Ce mardi 20 mars, ouvrant au matin le moteur de recherche Google.tn,
nous découvrons qu'il fête lui aussi l'indépendance de la Tunisie par
l'inscription dans son logo du drapeau tunisien. Des drapeaux tunisiens,
il y en avait par milliers sur l'avenue Bourguiba ce 20 Mars, agités par
un peuple en fête de toutes les générations qui commémorait
l'indépendance du pays, à l'appel des associations de la société civile,
puis plus spontanément dans l'après-midi rejoint par des familles avec
leurs enfants, dans une ambiance de kermesse.

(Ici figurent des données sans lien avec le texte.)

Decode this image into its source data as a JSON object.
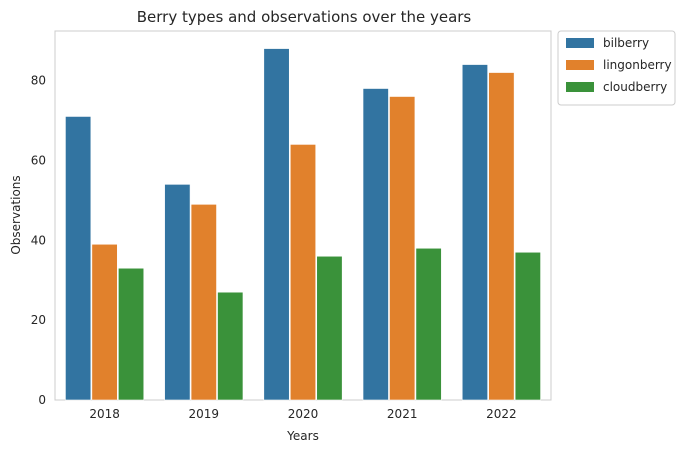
{
  "chart_data": {
    "type": "bar",
    "title": "Berry types and observations over the years",
    "xlabel": "Years",
    "ylabel": "Observations",
    "categories": [
      "2018",
      "2019",
      "2020",
      "2021",
      "2022"
    ],
    "ylim": [
      0,
      92.4
    ],
    "yticks": [
      0,
      20,
      40,
      60,
      80
    ],
    "grid": false,
    "legend_position": "outside top-right",
    "series": [
      {
        "name": "bilberry",
        "color": "#3274a1",
        "values": [
          71,
          54,
          88,
          78,
          84
        ]
      },
      {
        "name": "lingonberry",
        "color": "#e1812c",
        "values": [
          39,
          49,
          64,
          76,
          82
        ]
      },
      {
        "name": "cloudberry",
        "color": "#3a923a",
        "values": [
          33,
          27,
          36,
          38,
          37
        ]
      }
    ]
  }
}
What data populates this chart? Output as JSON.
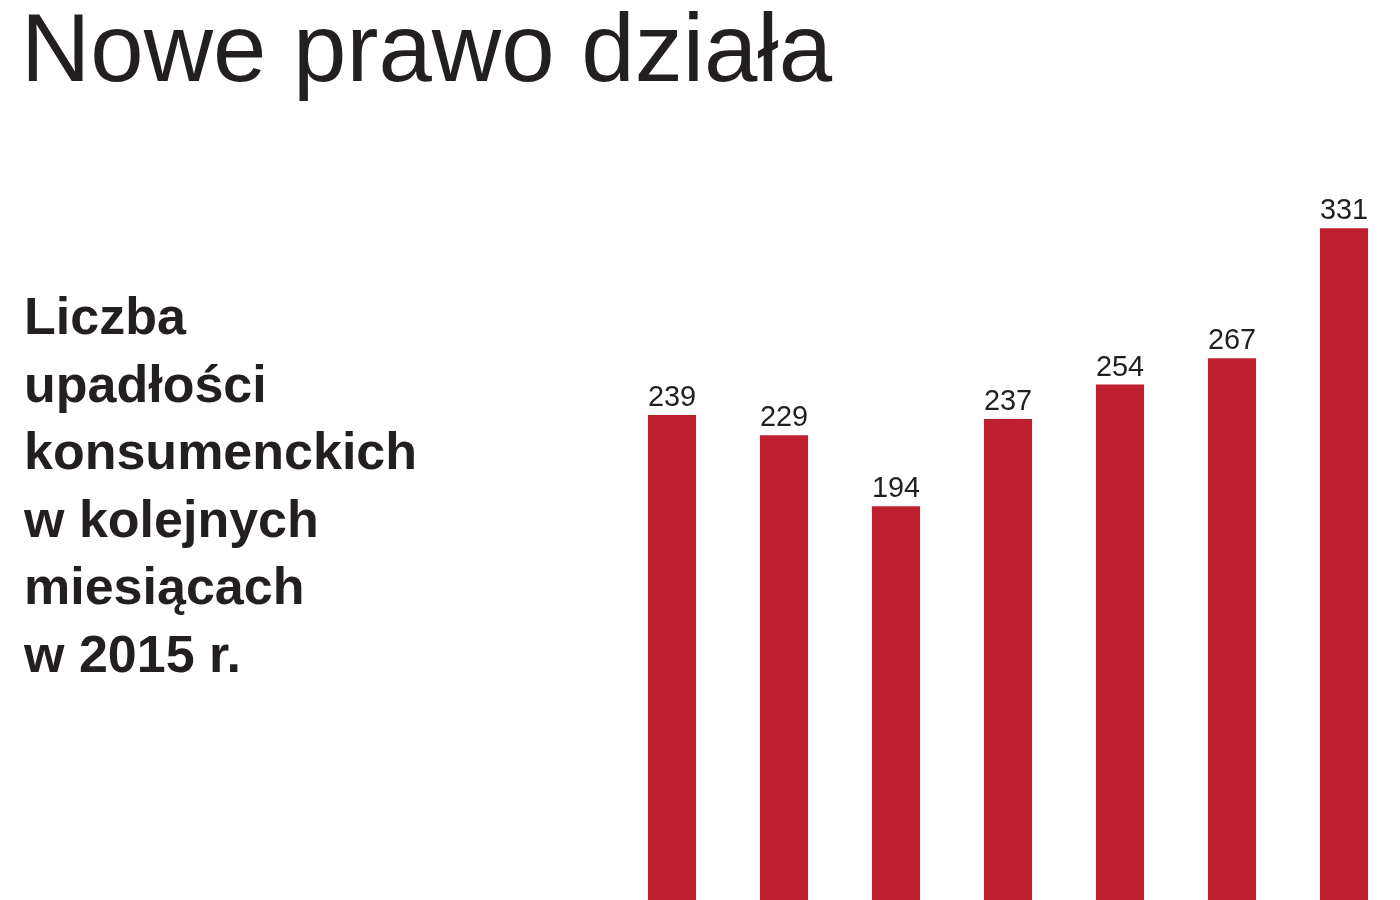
{
  "chart_data": {
    "type": "bar",
    "title": "Nowe prawo działa",
    "subtitle": "Liczba\nupadłości\nkonsumenckich\nw kolejnych\nmiesiącach\nw 2015 r.",
    "categories": [
      null,
      null,
      null,
      null,
      null,
      null,
      null
    ],
    "values": [
      239,
      229,
      194,
      237,
      254,
      267,
      331
    ],
    "color": "#c01f2f",
    "tick_labels": false,
    "data_labels": true,
    "legend": false
  }
}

Cette dimension familiale, populaire, festive, de citoyens mis sur leur
31 - on devrait dire sur leur 20 Mars - succédait aux
revendications plus politiques de la fin de matinée : du théâtre
municipal au ministère de l'intérieur, les pancartes portaient les
slogans de la revendication d'une République civile et démocratique,
d'une constitution reconnaissant les libertés publiques individuelles et
particulièrement les droits des femmes dans une égalité sans concession
entre citoyen et citoyenne. Mais en ce jour de l'indépendance, le peuple
entendait aussi se réapproprier une souveraineté à laquelle ne pourrait
prétendre « ni l'Amérique, ni le Qatar ».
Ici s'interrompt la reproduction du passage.